A new large language model (LLM) named Collective-1 has been built using a novel approach: distributed AI training powered by GPUs scattered across the globe. This project, spearheaded by startups Flower AI and Vana, could significantly disrupt how artificial intelligence is typically developed.
Traditional LLMs, like those behind ChatGPT and Claude, require immense compute power centralized in elite data centers. These models are trained using proprietary datasets and high-performance GPUs connected via fiber-optic networks. This limits AI development to tech giants with access to vast financial and computing resources. In contrast, Collective-1’s development broke this mold, harnessing a decentralized network of computers and combining both private and public data.
Flower AI developed the distributed training technology, enabling model training to span hundreds of internet-connected machines. Vana contributed private datasets from platforms like X (formerly Twitter), Reddit, and Telegram—sources usually out of reach for traditional training methods.
Though smaller than today’s industry leaders, Collective-1’s 7 billion parameters represent a key milestone. Flower AI cofounder Nic Lane, also a Cambridge computer scientist, says the approach is scalable. He reveals that Flower AI is already training a 30-billion-parameter model and plans a 100-billion-parameter model later this year. Multimodal features, such as audio and image inputs, are also in development.
Democratizing AI: A New Power Shift
Distributed AI training could shift the balance of power in the AI sector. Today, only well-funded corporations or nations with high-end data centers can build top-tier models. This centralization sidelines smaller organizations, research labs, and countries without state-of-the-art infrastructure.
However, the distributed model offers an alternative. It allows multiple smaller players to pool their resources, effectively bypassing the need for single-location data centers. Universities or startups could team up and use their collective computing power to train competitive models. Lane highlights this benefit, noting that distributed training scales more elegantly and flexibly than centralized methods.
Helen Toner, an AI governance expert at the Center for Security and Emerging Technology, sees potential in this method. While she doubts it will surpass frontier models soon, she believes it could offer a fast-follower route that reshapes how AI models are built.
A New Tool and New Data Paradigms
Central to the success of Collective-1 is Photon, a tool developed by Lane and researchers from the UK and China. Photon optimizes distributed training by making data representation and model synchronization more efficient than existing systems like Google’s DiPaCo. Though slower than traditional training, Photon allows hardware to be added flexibly, enhancing scalability.

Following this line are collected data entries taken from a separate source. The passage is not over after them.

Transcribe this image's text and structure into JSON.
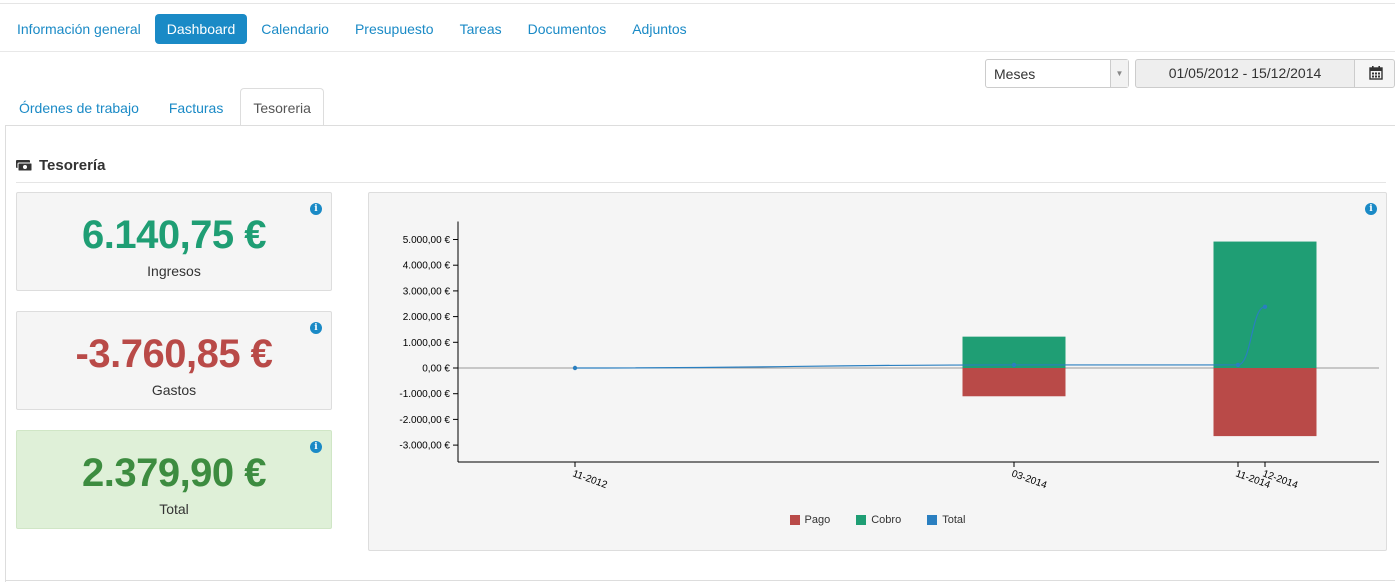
{
  "nav": {
    "pills": [
      {
        "label": "Información general",
        "active": false
      },
      {
        "label": "Dashboard",
        "active": true
      },
      {
        "label": "Calendario",
        "active": false
      },
      {
        "label": "Presupuesto",
        "active": false
      },
      {
        "label": "Tareas",
        "active": false
      },
      {
        "label": "Documentos",
        "active": false
      },
      {
        "label": "Adjuntos",
        "active": false
      }
    ]
  },
  "filters": {
    "period_selected": "Meses",
    "date_range": "01/05/2012 - 15/12/2014",
    "calendar_icon": "calendar-icon"
  },
  "tabs": [
    {
      "label": "Órdenes de trabajo",
      "active": false
    },
    {
      "label": "Facturas",
      "active": false
    },
    {
      "label": "Tesoreria",
      "active": true
    }
  ],
  "section": {
    "title": "Tesorería",
    "icon": "money-icon"
  },
  "stats": {
    "ingresos": {
      "amount": "6.140,75 €",
      "label": "Ingresos",
      "color": "#1f9e74"
    },
    "gastos": {
      "amount": "-3.760,85 €",
      "label": "Gastos",
      "color": "#b94a48"
    },
    "total": {
      "amount": "2.379,90 €",
      "label": "Total",
      "color": "#3d8c40"
    }
  },
  "colors": {
    "accent": "#1a8ac6",
    "pago": "#b94a48",
    "cobro": "#1f9e74",
    "total": "#2a7fc0"
  },
  "chart_data": {
    "type": "bar",
    "x": [
      "11-2012",
      "03-2014",
      "11-2014",
      "12-2014"
    ],
    "series": [
      {
        "name": "Pago",
        "values": [
          0,
          -1100,
          -2650,
          null
        ]
      },
      {
        "name": "Cobro",
        "values": [
          0,
          1220,
          4920,
          null
        ]
      },
      {
        "name": "Total",
        "type": "line",
        "values": [
          0,
          120,
          120,
          2380
        ]
      }
    ],
    "yticks": [
      "5.000,00 €",
      "4.000,00 €",
      "3.000,00 €",
      "2.000,00 €",
      "1.000,00 €",
      "0,00 €",
      "-1.000,00 €",
      "-2.000,00 €",
      "-3.000,00 €"
    ],
    "ylim": [
      -3500,
      5700
    ],
    "legend": [
      "Pago",
      "Cobro",
      "Total"
    ],
    "legend_position": "bottom"
  }
}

In March, Photon was released as open source, giving developers worldwide access to a powerful tool for distributed AI training.
Vana’s role also introduces a major shift in how AI models access training data. Instead of scraping publicly available content—which is often copyrighted—Vana’s platform lets users directly contribute private data. Users can even control how their data is used and potentially profit from it. This marks the first time user-contributed data is being used to build a foundation model, according to Vana cofounder Anna Kazlauskas.
Mirco Musolesi, a computer scientist at University College London, sees enormous potential in using decentralized, privacy-sensitive data—especially in fields like healthcare and finance. These sectors often cannot centralize data due to legal or ethical constraints, but distributed AI training offers a secure alternative.
In summary, distributed AI training not only redefines how models are built but also who can build them. It opens doors for broader participation, more ethical data sourcing, and innovative collaboration. While the frontier of AI may still belong to big players for now, distributed methods like those used to build Collective-1 are set to change the rules of the game.